EEBO is not alone in its home-delivery of rare books
to readers and researchers. Other projects including GoogleBooks,
HathiTrust, and the Internet Archive contain millions of printed books
from earlier eras, and in some cases allow readers to download the whole
artifact. I want to use the rest of my time here to show some of the
potential and limitations of the Internet Archive, however, mainly in
order to call attention to some of its unusual features. Here is what
you find when you search for John Milton’s
The Doctrine and Discipline of Divorce:
a copy of the 1645 pirated edition held by the Boston Public Library. I
came across this in November while researching Milton’s pamphlets:
The Internet Archive allows you to do with this book some of the same
things you can do in EEBO. For instance, you can page through the
artifact in its entirety; you can download it to your computer; you can
peruse the ASCII text (although EEBO’s TCP project currently only has
available first-edition keyed texts, so this one would not be there).
However, this online archive allows you to do some different things as
well that come slightly closer to the archival visit. For instance, the
images of the artifact appear in color, as opposed to black-and-white
(although you have the choice to download the PDF here in color or in
black-and-white). The resolution of the images is not excellent.
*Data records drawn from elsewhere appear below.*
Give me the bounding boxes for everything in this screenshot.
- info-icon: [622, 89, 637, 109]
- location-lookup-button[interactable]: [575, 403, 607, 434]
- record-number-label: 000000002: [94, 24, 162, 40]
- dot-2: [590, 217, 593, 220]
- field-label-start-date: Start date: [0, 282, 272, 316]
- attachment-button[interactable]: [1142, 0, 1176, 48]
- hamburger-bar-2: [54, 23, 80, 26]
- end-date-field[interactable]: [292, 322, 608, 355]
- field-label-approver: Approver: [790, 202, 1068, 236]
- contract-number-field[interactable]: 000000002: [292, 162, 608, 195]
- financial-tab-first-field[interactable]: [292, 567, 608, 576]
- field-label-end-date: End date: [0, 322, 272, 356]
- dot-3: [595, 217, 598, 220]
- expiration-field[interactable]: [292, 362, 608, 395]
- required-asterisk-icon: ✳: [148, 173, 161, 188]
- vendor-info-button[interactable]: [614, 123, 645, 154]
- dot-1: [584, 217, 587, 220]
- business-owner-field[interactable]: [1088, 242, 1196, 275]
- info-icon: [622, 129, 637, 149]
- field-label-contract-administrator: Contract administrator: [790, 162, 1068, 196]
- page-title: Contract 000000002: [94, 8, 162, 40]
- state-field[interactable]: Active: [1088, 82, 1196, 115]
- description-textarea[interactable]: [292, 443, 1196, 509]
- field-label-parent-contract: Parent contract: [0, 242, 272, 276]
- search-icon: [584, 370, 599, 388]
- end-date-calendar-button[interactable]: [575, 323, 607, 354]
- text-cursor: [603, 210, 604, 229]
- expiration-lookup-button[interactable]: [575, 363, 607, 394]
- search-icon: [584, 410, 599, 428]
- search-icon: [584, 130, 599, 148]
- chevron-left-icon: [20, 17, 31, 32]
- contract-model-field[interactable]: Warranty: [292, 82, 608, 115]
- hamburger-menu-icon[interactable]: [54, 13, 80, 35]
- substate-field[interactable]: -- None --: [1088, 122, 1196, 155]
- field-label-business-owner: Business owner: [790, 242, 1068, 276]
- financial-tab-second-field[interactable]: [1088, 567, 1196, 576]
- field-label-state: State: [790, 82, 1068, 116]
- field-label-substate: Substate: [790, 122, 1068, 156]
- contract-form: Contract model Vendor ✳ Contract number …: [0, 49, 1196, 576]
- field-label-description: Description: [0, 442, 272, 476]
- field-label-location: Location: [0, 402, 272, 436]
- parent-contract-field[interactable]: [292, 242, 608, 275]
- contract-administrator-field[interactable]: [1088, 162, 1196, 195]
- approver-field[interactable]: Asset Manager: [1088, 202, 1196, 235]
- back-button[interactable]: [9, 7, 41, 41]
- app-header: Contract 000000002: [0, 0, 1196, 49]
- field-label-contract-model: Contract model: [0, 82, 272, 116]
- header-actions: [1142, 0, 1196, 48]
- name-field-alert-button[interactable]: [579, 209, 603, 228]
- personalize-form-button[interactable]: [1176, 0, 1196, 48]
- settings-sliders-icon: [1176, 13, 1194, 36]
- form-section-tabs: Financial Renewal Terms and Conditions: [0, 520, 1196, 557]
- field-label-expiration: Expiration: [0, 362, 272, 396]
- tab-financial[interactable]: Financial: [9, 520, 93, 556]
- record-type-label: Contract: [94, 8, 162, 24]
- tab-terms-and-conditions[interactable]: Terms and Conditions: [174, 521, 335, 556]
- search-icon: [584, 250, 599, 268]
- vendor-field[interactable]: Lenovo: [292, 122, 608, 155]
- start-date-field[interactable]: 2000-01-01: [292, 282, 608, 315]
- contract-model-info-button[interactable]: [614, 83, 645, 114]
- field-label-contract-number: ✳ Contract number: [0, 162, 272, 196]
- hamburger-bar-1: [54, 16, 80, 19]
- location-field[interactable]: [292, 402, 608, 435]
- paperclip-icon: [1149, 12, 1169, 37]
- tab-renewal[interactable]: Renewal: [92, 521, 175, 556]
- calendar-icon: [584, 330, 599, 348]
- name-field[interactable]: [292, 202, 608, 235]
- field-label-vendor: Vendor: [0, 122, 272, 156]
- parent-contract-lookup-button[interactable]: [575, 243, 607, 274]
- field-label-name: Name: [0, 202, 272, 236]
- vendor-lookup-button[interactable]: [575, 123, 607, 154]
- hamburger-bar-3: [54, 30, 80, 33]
There
is, however, a two-page layout and a page-turning animation effect that
you can opt for, which I have found found for modern texts in iBooks,
but less commonly among early modern digital archives. You can also
“play” the book as a slideshow and watch the pages turn rhythmically,
one after another. It’s a bit mesmerizing. I admit I’m not sure how
useful it is to be able to “play” and “pause” a book like this, though.
Below is an image of the “page-turn,” although you have to see it in action to really get the full effect.
The final aspect of this interface I’ll consider here is perhaps among
the most promising, but the least successful. If you press the sound
button in the top-right corner, you can hear a simulated, female voice
read the text. This could be a useful feature, but the OCR delivery of
the text is confused by the typography of this early modern book, and
systematically garbles the “long s” into an “f” sound. There are other
problems with it as well. Olin Bjork and John Rumrich have recently
collaborated on a
Paradise Lost audiotext,
and their work suggests that the visual and the aural can indeed work
together productively in a hypertextual archive site. The Internet
Archive’s current “iffues” suggest that we still have many years and
hard work ahead of us, but we should not sacrifice the effort on account
of the “noise” we will inevitably encounter.